Comme le dit son titre évocateur, François Bayrou dénonce les multiples "abus de pouvoir" mettant bas les piliers de la démocratie, mais pas seulement celà. Il s'attaque aussi au démantèlement progressif, volontaire, recherché, des fondements de notre république, de l'égalité des chances, des services publics, du contrat social. La rupture annoncée de Nicolas Sarkozy, c'est bien celle-là. François Bayrou s'attaque comme jamais auparavant aux puissances financières qui dominent la planète dans la mondialisation, incarnées par une oligarchie qui s'apparente à la nouvelle aristocratie d'aujourd'hui. Ce livre ouvre également nos yeux sur le point charnière d'évolution de civilisation impliquant les peuples dans le choix qu'ils devront faire entre la passivité, le consentement d'un modèle injuste et destructeur, et la résistance à ce modèle, pour repartir sur d'autres bases humanistes, justes, démocrates, durables. Tout ceci est très profond et loin d'une simple "posture électorale" et les lecteurs en conviendront, citoyens, journalistes, intellectuels, quel que soit leur engagement politique. La plume est enlevée, acerbe, affûtée, trempée dans l'encre de la démocratie. Son auteur a du panache et de la stature. A lire Absolument !
Vous dites que ce livre est de la dynamite. bonne image pour exprimer le désir vis à vis du président de la république. Eclair de lucidité? aveuglant sans doute comme l'éclair qui n'est pas une lumière de l'esprit. Vous dites c'est un livre de fond, pas que dans la dénonciation mais dans la proposition.
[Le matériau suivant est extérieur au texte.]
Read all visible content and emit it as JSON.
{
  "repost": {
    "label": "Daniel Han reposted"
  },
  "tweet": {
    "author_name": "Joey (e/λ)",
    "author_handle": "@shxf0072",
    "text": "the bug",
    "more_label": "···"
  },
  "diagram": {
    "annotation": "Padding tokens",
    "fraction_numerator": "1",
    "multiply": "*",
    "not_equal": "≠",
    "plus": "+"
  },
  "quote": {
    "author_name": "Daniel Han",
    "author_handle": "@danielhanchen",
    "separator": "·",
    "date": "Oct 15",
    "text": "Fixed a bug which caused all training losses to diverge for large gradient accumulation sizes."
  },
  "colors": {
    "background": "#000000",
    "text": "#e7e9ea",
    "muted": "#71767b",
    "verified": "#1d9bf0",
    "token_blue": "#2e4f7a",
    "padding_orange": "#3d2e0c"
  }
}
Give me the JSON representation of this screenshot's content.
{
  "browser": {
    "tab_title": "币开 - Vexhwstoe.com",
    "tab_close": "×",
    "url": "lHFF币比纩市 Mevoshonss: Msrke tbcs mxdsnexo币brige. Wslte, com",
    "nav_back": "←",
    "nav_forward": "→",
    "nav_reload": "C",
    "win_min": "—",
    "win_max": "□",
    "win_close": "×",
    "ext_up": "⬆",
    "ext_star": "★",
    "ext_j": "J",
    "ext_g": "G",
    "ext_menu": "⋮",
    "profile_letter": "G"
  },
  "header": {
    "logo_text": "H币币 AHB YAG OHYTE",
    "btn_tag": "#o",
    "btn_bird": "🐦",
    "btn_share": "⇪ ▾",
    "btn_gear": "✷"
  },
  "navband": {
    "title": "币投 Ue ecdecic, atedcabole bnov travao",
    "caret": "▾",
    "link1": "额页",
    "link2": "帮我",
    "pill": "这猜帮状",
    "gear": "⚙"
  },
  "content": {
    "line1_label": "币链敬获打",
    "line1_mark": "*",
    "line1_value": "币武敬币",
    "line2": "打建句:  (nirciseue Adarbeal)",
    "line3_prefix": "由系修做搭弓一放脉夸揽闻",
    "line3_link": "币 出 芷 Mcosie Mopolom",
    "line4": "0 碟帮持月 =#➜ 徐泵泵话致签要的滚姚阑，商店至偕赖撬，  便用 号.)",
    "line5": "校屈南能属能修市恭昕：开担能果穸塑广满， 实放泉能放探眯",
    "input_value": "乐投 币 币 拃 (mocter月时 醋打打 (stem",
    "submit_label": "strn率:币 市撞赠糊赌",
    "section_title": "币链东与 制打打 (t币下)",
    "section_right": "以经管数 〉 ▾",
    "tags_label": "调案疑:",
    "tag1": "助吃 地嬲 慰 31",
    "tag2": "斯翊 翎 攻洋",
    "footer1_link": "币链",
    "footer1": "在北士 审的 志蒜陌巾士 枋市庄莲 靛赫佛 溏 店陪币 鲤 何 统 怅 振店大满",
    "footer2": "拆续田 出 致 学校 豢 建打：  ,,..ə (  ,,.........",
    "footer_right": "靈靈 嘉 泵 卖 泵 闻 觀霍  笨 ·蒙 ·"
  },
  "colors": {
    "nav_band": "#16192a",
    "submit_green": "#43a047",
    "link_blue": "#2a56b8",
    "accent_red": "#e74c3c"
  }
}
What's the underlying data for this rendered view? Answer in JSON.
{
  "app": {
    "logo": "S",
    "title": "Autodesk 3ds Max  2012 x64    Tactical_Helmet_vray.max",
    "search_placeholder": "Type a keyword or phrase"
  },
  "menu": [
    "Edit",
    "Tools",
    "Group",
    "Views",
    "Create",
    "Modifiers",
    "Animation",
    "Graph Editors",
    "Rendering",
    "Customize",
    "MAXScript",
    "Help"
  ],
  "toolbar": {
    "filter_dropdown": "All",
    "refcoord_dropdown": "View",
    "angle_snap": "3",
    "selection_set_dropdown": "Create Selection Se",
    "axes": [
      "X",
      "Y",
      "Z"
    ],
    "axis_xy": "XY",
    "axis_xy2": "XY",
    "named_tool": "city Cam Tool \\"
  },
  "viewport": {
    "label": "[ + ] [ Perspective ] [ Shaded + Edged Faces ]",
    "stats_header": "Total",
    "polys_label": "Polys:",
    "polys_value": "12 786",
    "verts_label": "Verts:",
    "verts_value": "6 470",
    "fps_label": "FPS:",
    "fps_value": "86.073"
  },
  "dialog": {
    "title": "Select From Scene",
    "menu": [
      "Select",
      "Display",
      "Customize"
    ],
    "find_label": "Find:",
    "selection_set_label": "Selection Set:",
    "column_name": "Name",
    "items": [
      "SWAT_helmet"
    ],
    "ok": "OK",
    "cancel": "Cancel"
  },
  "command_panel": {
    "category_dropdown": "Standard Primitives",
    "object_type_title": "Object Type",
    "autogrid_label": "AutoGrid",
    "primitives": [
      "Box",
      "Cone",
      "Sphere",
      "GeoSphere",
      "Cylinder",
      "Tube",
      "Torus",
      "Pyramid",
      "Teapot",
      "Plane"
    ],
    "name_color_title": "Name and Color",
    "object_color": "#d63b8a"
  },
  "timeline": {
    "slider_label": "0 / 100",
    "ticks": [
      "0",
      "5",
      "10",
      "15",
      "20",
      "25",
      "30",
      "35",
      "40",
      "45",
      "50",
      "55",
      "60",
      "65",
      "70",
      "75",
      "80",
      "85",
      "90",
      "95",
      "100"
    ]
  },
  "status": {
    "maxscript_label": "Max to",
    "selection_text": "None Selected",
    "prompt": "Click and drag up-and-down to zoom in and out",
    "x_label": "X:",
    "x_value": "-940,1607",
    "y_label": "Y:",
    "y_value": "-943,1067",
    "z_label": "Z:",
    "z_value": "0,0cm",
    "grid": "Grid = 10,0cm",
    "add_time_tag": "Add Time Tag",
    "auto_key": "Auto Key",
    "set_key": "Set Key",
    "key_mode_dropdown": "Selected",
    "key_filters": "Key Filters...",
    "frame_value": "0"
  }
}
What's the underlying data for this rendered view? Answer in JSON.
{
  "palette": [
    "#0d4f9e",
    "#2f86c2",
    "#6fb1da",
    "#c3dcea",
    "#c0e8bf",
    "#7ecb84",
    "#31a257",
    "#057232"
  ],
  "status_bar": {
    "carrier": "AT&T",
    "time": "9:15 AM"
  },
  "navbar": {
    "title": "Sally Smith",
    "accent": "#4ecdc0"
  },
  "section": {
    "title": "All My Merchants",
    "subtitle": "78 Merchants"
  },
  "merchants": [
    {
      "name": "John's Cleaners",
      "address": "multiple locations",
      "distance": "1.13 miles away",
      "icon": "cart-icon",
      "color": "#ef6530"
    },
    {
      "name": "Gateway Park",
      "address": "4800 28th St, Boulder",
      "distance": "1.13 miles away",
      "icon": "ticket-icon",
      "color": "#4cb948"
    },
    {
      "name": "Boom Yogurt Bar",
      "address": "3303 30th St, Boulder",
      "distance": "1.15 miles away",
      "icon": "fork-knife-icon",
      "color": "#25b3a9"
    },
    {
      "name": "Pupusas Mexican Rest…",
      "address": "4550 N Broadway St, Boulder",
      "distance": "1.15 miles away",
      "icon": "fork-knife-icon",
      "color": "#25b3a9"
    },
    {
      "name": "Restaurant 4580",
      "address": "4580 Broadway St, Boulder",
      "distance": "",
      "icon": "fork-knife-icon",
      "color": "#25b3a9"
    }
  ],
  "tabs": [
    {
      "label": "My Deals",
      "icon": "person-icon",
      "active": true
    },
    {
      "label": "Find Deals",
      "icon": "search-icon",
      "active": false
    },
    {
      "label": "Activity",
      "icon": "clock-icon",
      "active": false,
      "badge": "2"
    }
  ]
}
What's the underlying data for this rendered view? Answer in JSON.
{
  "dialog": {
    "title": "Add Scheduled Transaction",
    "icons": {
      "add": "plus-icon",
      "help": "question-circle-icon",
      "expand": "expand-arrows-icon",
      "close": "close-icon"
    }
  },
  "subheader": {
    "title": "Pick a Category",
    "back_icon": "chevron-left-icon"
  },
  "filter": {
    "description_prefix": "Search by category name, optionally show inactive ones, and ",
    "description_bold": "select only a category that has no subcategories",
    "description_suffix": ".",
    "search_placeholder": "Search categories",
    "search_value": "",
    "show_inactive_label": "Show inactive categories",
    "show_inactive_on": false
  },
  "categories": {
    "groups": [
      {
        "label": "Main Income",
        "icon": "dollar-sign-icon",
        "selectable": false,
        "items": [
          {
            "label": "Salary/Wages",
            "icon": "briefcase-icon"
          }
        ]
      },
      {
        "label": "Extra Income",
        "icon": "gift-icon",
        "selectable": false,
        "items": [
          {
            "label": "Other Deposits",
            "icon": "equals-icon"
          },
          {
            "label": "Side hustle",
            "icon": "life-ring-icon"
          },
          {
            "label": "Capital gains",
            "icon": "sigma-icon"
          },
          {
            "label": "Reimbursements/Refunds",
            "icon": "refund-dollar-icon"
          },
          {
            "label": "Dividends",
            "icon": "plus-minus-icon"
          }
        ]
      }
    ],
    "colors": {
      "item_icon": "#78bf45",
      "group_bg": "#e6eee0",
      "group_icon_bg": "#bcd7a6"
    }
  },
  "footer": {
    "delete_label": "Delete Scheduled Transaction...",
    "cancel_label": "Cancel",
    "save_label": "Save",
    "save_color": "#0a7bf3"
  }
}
Ah bon!
Mais dès que vous essayez de l'illustrer il n'y a que de la dénonciation. les seuls termes pour qualifier la proposition c'est de "repartir sur des bases humanistes, justes, démocrates, durables". Ca ne mange pas de pain comme on dit chez vous. Vous dites tout cela est très profond. Abyssal en effet. "La plume trempée dans l'encre de la démocratie.".. C'est dur de devoir faire l'apologie du vide le plus profond. Au modem on ne se gêne pas pour traiter de l'abus de pouvoir permanent du maître des lieux qui a vu partir presque tous ses proches contrairement à Nicolas Sarkozy. La paille et la poutre vous connaissez sans doute.
Notre président a quelques défauts assez bien décrits dans l'article, mais prétendre qu'il se livre au démantèlement progressif, volontaire, recherché, des fondements de notre république est digne de Besancenot et autres. Ou de tous ceux qui ont vu pendant tant d'années un dictateur en De Gaulle, ou un communiste en Mitterrand. Redescendons sur terre, please.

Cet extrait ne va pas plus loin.